According to Tamas Doszkocs of WebLib:
“Semantic search is a search or a question or an action that produces meaningful results, even when the retrieved items contain none of the query terms, or the search involves no query text at all.”

For example, try searching for ‘that movie that’s backwards and the guy can’t remember anything‘. Google will correctly return the results for the movie Memento.

Now, that really turns traditional keyword-focused SEO on its head; simply because there are no keywords to target.

So how does Google know how to return the correct result?

It uses Entities.

What is an Entity?

An entity could be a person, a place or a thing.

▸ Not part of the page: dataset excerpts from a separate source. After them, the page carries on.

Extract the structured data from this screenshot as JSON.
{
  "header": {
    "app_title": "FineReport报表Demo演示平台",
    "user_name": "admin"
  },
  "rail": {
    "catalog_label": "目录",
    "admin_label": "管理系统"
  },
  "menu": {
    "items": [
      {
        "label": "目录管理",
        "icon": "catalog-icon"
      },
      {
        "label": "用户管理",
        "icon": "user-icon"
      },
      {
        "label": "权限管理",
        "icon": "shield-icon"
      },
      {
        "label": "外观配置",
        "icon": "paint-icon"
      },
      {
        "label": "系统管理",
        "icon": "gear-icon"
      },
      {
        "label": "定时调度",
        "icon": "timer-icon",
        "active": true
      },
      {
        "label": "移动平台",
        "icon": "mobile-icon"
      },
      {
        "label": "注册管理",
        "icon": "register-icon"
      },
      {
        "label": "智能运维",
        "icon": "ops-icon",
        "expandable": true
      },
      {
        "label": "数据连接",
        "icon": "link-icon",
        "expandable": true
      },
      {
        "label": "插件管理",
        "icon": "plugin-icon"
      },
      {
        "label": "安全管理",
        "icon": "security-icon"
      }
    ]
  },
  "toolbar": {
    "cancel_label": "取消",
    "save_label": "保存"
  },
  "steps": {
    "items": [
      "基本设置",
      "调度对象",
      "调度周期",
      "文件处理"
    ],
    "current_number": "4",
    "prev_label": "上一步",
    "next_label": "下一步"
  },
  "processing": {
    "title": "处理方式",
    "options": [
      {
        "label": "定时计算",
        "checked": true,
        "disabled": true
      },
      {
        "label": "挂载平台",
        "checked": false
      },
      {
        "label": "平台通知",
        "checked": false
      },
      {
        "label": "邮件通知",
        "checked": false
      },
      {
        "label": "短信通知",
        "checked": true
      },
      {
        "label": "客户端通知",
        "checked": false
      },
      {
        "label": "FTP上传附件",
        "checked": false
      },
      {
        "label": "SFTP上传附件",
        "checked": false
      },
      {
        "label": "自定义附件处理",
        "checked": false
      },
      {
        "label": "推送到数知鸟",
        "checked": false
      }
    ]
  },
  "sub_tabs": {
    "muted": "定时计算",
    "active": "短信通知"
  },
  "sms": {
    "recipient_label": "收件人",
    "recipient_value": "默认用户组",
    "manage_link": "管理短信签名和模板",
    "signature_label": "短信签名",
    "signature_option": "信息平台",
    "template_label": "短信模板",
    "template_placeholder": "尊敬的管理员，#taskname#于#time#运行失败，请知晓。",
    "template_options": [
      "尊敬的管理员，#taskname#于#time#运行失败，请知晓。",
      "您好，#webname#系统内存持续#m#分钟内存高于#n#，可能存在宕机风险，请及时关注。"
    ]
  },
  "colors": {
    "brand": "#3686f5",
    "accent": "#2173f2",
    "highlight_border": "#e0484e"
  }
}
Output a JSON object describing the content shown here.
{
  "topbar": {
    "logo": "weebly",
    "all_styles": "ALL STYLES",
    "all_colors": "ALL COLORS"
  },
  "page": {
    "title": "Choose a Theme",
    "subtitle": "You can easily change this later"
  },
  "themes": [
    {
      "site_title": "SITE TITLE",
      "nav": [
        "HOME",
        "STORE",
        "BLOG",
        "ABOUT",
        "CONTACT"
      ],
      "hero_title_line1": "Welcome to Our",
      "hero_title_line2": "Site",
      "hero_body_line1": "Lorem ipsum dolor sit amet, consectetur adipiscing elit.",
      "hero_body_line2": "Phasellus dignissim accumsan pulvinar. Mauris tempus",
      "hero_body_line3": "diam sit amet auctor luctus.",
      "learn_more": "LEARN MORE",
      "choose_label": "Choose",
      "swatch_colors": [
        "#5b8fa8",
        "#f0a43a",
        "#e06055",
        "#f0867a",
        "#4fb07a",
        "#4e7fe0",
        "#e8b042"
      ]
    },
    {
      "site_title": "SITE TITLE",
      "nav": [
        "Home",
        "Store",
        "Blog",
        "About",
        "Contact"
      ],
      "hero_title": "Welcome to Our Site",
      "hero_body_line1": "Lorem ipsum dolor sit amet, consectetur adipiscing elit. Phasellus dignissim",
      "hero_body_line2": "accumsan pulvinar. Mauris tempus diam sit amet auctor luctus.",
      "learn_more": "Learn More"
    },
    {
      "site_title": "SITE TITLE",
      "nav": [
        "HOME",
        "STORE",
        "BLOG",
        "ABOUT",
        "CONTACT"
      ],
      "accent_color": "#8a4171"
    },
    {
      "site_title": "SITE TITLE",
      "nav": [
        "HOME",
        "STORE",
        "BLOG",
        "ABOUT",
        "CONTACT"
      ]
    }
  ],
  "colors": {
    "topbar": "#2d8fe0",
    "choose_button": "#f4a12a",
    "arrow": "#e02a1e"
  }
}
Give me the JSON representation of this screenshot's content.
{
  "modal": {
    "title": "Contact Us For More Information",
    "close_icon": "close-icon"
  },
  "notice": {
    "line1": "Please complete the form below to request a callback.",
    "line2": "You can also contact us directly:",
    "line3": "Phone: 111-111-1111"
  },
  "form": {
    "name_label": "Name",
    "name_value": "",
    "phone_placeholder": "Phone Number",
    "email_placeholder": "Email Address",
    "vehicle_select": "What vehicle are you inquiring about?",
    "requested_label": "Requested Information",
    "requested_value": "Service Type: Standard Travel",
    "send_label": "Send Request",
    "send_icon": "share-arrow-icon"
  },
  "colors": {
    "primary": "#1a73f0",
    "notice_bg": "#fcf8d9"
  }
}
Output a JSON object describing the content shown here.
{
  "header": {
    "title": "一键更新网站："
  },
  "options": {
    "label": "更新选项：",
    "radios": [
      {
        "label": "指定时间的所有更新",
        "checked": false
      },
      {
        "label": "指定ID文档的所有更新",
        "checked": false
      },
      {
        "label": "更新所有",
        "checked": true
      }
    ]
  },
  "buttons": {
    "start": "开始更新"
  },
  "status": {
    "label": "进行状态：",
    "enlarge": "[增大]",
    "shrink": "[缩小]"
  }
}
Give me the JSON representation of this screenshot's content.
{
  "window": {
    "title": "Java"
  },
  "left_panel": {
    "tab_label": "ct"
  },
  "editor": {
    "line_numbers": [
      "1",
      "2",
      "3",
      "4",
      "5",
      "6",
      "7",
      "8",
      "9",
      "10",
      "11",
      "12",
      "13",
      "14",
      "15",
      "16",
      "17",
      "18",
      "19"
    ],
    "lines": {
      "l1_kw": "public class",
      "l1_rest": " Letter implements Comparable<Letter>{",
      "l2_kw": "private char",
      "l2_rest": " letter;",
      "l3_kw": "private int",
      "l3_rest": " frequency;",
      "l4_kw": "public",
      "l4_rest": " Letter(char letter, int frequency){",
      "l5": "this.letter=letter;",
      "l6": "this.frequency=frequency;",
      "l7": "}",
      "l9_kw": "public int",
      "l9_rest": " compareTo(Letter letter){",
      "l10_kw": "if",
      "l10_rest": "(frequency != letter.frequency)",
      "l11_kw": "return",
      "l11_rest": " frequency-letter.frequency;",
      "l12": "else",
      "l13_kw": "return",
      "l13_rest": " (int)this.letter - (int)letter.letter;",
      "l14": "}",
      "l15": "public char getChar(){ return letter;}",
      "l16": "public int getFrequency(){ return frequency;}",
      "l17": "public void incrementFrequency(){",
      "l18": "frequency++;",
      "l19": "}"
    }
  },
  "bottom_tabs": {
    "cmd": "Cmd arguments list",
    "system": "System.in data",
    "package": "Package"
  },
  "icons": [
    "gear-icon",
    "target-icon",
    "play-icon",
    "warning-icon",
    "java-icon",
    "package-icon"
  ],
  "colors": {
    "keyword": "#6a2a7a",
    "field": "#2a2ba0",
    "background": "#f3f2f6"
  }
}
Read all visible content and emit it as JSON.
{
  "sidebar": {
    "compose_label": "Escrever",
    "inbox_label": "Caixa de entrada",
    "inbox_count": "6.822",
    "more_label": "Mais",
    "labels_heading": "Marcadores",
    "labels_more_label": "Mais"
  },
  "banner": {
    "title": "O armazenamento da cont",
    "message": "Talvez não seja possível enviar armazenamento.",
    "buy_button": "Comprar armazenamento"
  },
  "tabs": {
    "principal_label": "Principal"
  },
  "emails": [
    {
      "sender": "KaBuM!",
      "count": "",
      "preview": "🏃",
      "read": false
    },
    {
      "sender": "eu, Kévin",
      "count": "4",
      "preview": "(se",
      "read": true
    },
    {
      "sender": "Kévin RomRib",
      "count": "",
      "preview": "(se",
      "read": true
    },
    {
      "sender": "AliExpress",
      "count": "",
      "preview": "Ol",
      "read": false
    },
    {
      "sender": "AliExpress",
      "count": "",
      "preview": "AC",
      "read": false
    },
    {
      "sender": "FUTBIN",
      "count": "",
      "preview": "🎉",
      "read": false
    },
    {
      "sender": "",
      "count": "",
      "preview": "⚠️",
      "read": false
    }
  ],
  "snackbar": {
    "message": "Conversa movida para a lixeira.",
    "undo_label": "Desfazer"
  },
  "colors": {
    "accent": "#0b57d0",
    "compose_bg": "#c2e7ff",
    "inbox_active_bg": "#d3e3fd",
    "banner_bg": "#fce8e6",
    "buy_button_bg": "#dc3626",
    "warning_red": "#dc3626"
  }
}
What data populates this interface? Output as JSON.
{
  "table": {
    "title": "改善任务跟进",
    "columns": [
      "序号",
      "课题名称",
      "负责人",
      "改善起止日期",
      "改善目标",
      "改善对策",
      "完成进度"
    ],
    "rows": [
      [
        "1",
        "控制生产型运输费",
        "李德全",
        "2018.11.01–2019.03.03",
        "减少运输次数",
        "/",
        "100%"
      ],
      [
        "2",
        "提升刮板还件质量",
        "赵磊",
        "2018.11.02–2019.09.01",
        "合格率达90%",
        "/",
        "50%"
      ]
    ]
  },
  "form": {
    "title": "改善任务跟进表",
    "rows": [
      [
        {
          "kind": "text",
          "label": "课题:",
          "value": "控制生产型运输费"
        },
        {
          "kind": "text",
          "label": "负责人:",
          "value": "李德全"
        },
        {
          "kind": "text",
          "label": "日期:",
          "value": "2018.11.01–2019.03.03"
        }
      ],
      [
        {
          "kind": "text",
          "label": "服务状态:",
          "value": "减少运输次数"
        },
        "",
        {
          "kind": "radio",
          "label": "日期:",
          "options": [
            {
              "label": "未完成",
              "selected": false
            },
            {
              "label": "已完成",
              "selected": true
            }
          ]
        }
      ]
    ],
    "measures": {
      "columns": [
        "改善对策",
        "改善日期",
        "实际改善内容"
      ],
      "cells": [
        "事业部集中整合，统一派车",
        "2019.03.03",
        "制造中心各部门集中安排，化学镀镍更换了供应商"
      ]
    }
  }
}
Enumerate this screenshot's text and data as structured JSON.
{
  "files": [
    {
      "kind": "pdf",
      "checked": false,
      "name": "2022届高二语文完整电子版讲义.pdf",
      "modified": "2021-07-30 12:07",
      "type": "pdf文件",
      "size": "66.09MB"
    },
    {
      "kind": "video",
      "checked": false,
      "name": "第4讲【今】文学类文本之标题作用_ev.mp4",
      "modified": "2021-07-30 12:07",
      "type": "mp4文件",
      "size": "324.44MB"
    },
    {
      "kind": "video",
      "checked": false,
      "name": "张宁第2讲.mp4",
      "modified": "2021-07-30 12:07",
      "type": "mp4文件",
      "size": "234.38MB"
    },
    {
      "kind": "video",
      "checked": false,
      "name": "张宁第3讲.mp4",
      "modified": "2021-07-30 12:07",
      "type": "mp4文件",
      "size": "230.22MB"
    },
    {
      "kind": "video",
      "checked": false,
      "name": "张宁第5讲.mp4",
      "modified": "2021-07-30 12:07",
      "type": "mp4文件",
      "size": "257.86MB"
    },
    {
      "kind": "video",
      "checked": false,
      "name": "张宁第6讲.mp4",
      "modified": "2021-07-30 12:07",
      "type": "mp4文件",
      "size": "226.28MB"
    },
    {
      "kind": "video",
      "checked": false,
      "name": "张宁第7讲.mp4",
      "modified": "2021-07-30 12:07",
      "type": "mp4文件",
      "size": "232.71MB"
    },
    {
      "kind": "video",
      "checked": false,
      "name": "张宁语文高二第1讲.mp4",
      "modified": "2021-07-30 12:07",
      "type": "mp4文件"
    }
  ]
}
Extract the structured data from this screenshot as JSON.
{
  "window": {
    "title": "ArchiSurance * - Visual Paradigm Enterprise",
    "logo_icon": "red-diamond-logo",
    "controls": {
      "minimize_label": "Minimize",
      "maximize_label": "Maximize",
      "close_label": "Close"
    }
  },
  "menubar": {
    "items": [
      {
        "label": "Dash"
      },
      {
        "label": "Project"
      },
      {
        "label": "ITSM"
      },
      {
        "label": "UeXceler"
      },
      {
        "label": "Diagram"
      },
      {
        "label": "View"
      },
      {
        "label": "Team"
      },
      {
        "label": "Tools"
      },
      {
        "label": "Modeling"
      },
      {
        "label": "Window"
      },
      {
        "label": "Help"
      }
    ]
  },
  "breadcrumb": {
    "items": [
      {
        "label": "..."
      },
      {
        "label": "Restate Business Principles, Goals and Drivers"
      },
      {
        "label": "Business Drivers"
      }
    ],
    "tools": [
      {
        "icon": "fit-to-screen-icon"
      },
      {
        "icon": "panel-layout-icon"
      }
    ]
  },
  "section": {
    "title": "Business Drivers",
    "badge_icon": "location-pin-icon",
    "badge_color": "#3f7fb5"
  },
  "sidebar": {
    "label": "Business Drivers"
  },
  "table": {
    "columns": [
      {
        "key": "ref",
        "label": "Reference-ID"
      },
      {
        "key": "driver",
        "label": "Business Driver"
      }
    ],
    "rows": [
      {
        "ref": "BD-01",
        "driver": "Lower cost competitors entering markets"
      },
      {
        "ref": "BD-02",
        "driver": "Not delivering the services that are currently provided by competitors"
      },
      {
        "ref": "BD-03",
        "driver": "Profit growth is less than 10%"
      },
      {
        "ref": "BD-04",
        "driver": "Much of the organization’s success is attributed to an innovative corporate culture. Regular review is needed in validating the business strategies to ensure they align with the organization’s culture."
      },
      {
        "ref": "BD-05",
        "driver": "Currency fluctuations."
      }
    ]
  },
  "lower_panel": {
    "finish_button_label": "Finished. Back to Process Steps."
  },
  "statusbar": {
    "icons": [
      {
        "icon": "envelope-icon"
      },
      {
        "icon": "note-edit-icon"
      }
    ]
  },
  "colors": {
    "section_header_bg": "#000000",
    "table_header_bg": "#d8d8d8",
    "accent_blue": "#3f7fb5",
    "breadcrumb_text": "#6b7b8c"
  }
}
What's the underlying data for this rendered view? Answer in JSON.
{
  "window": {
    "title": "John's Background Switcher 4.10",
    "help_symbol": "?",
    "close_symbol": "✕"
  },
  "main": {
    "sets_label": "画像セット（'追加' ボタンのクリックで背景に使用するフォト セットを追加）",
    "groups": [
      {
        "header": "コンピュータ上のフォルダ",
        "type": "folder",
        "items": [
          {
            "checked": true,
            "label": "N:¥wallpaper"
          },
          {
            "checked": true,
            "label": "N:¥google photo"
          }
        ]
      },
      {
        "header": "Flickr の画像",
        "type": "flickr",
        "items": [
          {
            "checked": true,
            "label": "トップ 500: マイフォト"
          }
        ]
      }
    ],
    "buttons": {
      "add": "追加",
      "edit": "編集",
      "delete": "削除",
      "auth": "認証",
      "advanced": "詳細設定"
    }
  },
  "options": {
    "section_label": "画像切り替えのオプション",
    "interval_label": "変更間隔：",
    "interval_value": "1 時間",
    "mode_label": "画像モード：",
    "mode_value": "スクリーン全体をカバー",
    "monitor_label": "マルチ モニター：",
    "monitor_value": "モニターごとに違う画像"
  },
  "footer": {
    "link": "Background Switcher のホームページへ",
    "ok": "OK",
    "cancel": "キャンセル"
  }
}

Okay, that seems kind of obvious. It’s easy for a living, breathing human being to understand that concept but not for a machine. Especially a machine that has trillions of web pages in its index.

Entity search is Google’s attempt to better understand user intent with regards to search queries.

It might be easier to explain this with an example.

Let’s look at what happens when you query, ‘when was martin luther king jr born’.

Entity Search for Martin Luther King Jr

Firstly, you can see that it very conveniently returns a date right in the SERPs so you don’t have to visit a website to find an answer. Secondly, you can see that his date of birth is in bold in the organic search results.

In order for Google to do this, it first has to understand that:

  1. Martin Luther King Jr is an entity, specifically a person
  2. You are looking for a particular attribute of that entity, specifically a date

Google has a large database of entities and knows how they are related.

For example, it knows that Martin Luther King Jr is also known as:

  • martin luther king
  • mlk
  • reverend king
  • dr king

Also, that alternatives to the word ‘born’ are:

  • date of birth
  • date born
  • appeared
  • dob

This means that Google knows what the user is looking for even if you use any of the following searches:

  • when is reverend king date of birth
  • when dr king dob
  • mlk was born when

This is not because Google searches for keywords and return pages that it thinks are relevant.

Instead, it is able to return the answer because it recognizes Martin Luther King Jr as an entity (person), and that the user wants to find out an attribute (date of birth) of that person.

Google is able to do this because of its Knowledge Graph. This Knowledge Graph attempts to understand “real-world entities and their relationships to one another: things, not strings”.

Google seems to be laying out the groundwork to more advanced entity-based searches with the release of the Hummingbird update. I’m quite sure that this will be a very important consideration to SEO in the very near future, but for now, keyword-based searches are still worth focusing your SEO efforts on.